E’ ormai tempo di svegliarvi dal sonno, perché la nostra salvezza è più vicina ora di quando diventammo credenti. La notte è avanzata, il giorno è vicino. Gettiamo via perciò le opere delle tenebre e indossiamo le armi della luce. Comportiamoci onestamente, come in pieno giorno: non in mezzo a gozzoviglie e ubriachezze, non fra impurità e licenze, non in contese e gelosie. Rivestitevi invece del Signore Gesù Cristo e non seguite la carne nei suoi desideri.

   

Mt 24,37-44

 

     Come fu ai giorni di Noè, così sarà la venuta del Figlio dell'uomo.

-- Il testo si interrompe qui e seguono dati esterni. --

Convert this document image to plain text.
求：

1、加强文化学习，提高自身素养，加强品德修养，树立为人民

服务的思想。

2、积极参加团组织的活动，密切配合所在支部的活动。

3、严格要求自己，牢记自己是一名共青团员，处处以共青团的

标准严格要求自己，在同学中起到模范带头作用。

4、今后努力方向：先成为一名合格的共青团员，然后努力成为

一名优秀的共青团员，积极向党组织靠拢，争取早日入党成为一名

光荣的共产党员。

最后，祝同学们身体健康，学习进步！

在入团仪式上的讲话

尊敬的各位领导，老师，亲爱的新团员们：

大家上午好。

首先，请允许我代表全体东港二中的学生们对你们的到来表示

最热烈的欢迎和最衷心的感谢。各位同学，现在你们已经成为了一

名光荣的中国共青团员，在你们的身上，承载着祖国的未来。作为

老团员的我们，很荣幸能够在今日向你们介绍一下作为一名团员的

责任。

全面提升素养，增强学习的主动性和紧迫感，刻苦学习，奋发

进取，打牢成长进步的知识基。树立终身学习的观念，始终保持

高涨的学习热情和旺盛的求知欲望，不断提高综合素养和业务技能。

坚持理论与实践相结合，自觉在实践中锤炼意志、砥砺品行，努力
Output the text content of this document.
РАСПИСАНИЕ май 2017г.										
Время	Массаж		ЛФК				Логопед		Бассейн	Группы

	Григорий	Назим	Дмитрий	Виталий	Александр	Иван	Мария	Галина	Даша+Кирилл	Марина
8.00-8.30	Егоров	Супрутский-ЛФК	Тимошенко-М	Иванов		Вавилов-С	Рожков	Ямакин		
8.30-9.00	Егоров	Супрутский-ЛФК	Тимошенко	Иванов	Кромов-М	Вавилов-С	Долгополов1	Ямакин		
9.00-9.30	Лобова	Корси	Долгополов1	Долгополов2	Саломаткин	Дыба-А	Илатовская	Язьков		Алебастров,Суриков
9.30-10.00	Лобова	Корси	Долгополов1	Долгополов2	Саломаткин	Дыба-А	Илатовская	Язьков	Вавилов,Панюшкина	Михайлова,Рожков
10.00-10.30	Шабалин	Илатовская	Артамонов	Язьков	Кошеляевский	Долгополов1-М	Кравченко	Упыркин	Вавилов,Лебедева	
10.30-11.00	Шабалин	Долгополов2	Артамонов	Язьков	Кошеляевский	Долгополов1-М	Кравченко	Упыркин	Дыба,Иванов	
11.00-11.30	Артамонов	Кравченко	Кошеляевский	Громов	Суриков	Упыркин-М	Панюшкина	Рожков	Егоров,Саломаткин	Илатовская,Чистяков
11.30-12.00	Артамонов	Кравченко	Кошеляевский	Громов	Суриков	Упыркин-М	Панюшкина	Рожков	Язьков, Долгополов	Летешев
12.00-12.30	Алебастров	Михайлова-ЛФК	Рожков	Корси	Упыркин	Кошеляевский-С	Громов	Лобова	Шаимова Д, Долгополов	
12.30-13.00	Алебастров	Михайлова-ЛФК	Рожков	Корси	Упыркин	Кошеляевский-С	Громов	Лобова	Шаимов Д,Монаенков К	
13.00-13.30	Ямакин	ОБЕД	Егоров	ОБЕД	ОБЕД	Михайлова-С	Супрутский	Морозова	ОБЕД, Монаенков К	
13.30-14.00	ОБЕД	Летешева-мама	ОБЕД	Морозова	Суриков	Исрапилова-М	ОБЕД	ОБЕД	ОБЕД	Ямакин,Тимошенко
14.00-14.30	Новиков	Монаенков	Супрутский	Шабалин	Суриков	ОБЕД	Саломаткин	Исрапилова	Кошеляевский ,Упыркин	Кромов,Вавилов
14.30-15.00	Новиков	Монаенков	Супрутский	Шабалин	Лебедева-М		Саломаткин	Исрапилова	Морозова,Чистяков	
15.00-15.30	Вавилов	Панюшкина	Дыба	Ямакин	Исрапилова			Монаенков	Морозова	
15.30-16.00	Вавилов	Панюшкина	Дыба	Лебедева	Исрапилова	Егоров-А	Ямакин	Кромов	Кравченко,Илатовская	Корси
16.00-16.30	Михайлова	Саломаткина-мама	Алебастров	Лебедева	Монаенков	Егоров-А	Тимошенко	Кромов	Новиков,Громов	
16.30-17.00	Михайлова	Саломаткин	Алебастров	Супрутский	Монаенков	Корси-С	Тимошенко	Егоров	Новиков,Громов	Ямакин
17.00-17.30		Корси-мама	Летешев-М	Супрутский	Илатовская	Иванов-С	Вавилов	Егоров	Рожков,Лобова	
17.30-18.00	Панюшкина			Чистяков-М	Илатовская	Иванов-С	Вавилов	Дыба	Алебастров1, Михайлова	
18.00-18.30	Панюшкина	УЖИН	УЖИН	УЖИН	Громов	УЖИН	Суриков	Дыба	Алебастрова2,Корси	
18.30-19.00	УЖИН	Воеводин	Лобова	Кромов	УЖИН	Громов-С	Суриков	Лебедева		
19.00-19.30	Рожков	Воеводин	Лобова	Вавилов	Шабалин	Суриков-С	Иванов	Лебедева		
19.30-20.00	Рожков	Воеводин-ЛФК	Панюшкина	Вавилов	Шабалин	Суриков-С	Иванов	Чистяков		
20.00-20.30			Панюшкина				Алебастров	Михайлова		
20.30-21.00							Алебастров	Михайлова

Infatti, come nei giorni che precedettero il diluvio mangiavano e bevevano, prendevano moglie e marito, fino a quando Noè entrò nell'arca, e non si accorsero di nulla finché venne il diluvio e inghiottì tutti, così sarà anche alla venuta del Figlio dell'uomo. Allora due uomini saranno nel campo: uno sarà preso e l'altro lasciato. Due donne macineranno alla mola: una sarà presa e l'altra lasciata. Vegliate dunque, perché non sapete in quale giorno il Signore vostro verrà. Questo considerate: se il padrone di casa sapesse in quale ora della notte viene il ladro, veglierebbe e non si lascerebbe scassinare la casa. Perciò anche voi state pronti, perché nell'ora che non immaginate, il Figlio dell'uomo verrà.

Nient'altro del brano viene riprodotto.